Roger Tait

Personal information
- Full name: Roger Bruce Tait
- Born: 1 December 1938 Huntly, New Zealand
- Died: 6 May 2023 (aged 84) Canberra, Australia

Playing information
- Position: Fullback, Centre, Stand-off
Club
| Years | Team | Pld | T | G | FG | P |
|  | Huntly United |  |  |  |  |  |
|  | Glenora Bears |  |  |  |  |  |
|  | Papakura Sea Eagles |  |  |  |  |  |
|  | Total | 0 | 0 | 0 | 0 | 0 |
Representative
| Years | Team | Pld | T | G | FG | P |
| 1961 | Waikato |  |  |  |  |  |
| 1963–68 | Auckland |  |  |  |  |  |
| 1965–68 | New Zealand | 11 | 3 | 11 | 0 | 31 |
- Source:

= Roger Tait =

New Zealand international rugby league footballer (1938–2023)

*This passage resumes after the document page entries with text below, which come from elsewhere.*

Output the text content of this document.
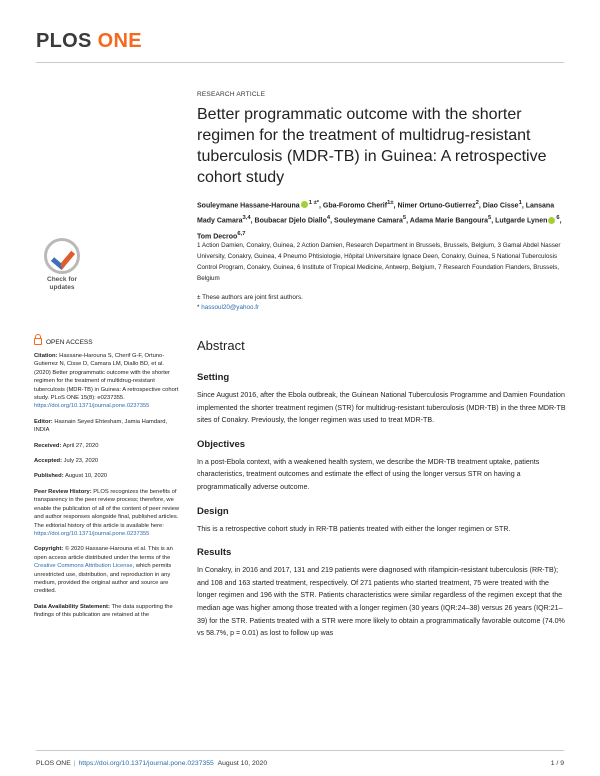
PLOS ONE
RESEARCH ARTICLE
Better programmatic outcome with the shorter regimen for the treatment of multidrug-resistant tuberculosis (MDR-TB) in Guinea: A retrospective cohort study
Souleymane Hassane-Harouna $^{1 \pm*}$, Gba-Foromo Cherif$^{1\pm}$, Nimer Ortuno-Gutierrez$^2$, Diao Cisse$^1$, Lansana Mady Camara$^{3,4}$, Boubacar Djelo Diallo$^4$, Souleymane Camara$^5$, Adama Marie Bangoura$^5$, Lutgarde Lynen $^6$, Tom Decroo$^{6,7}$
1 Action Damien, Conakry, Guinea, 2 Action Damien, Research Department in Brussels, Brussels, Belgium, 3 Gamal Abdel Nasser University, Conakry, Guinea, 4 Pneumo Phtisiologie, Hôpital Universitaire Ignace Deen, Conakry, Guinea, 5 National Tuberculosis Control Program, Conakry, Guinea, 6 Institute of Tropical Medicine, Antwerp, Belgium, 7 Research Foundation Flanders, Brussels, Belgium
± These authors are joint first authors.
* hassoul20@yahoo.fr
Check for
updates
OPEN ACCESS

Citation: Hassane-Harouna S, Cherif G-F, Ortuno-Gutierrez N, Cisse D, Camara LM, Diallo BD, et al. (2020) Better programmatic outcome with the shorter regimen for the treatment of multidrug-resistant tuberculosis (MDR-TB) in Guinea: A retrospective cohort study. PLoS ONE 15(8): e0237355. https://doi.org/10.1371/journal.pone.0237355

Editor: Hasnain Seyed Ehtesham, Jamia Hamdard, INDIA

Received: April 27, 2020

Accepted: July 23, 2020

Published: August 10, 2020

Peer Review History: PLOS recognizes the benefits of transparency in the peer review process; therefore, we enable the publication of all of the content of peer review and author responses alongside final, published articles. The editorial history of this article is available here: https://doi.org/10.1371/journal.pone.0237355

Copyright: © 2020 Hassane-Harouna et al. This is an open access article distributed under the terms of the Creative Commons Attribution License, which permits unrestricted use, distribution, and reproduction in any medium, provided the original author and source are credited.

Data Availability Statement: The data supporting the findings of this publication are retained at the

Abstract
Setting

Since August 2016, after the Ebola outbreak, the Guinean National Tuberculosis Programme and Damien Foundation implemented the shorter treatment regimen (STR) for multidrug-resistant tuberculosis (MDR-TB) in the three MDR-TB sites of Conakry. Previously, the longer regimen was used to treat MDR-TB.

Objectives

In a post-Ebola context, with a weakened health system, we describe the MDR-TB treatment uptake, patients characteristics, treatment outcomes and estimate the effect of using the longer versus STR on having a programmatically adverse outcome.

Design

This is a retrospective cohort study in RR-TB patients treated with either the longer regimen or STR.

Results

In Conakry, in 2016 and 2017, 131 and 219 patients were diagnosed with rifampicin-resistant tuberculosis (RR-TB); and 108 and 163 started treatment, respectively. Of 271 patients who started treatment, 75 were treated with the longer regimen and 196 with the STR. Patients characteristics were similar regardless of the regimen except that the median age was higher among those treated with a longer regimen (30 years (IQR:24–38) versus 26 years (IQR:21–39) for the STR. Patients treated with a STR were more likely to obtain a programmatically favorable outcome (74.0% vs 58.7%, p = 0.01) as lost to follow up was

PLOS ONE | https://doi.org/10.1371/journal.pone.0237355 August 10, 2020	1 / 9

Roger Bruce Tait (1 December 1938 – 6 May 2023) was a New Zealand rugby league footballer who represented New Zealand in the 1968 World Cup.

==Playing career==
Tait was born in Huntly on 1 December 1938. He grew up in there and played for Huntly United. In 1961 he represented Waikato.

Tait then transferred to Auckland, playing for the Glenora Bears in the Auckland Rugby League competition. By 1963 Tait captained Auckland against South Africa, with Auckland winning 10–4.

During the 1964 season Tait scored 203 points for Glenora. He was first selected for the New Zealand national rugby league team in 1965 and went on to play in eleven tests for New Zealand, including three matches at the 1968 World Cup.

Tait later played for the Papakura Sea Eagles.

Tait moved to Australia, settling in Canberra, where he played for and coached the Valley Statesman RFLC, Woden Valley Rams, and Queanbeyan Kangaroos clubs. He died there on 6 May 2023.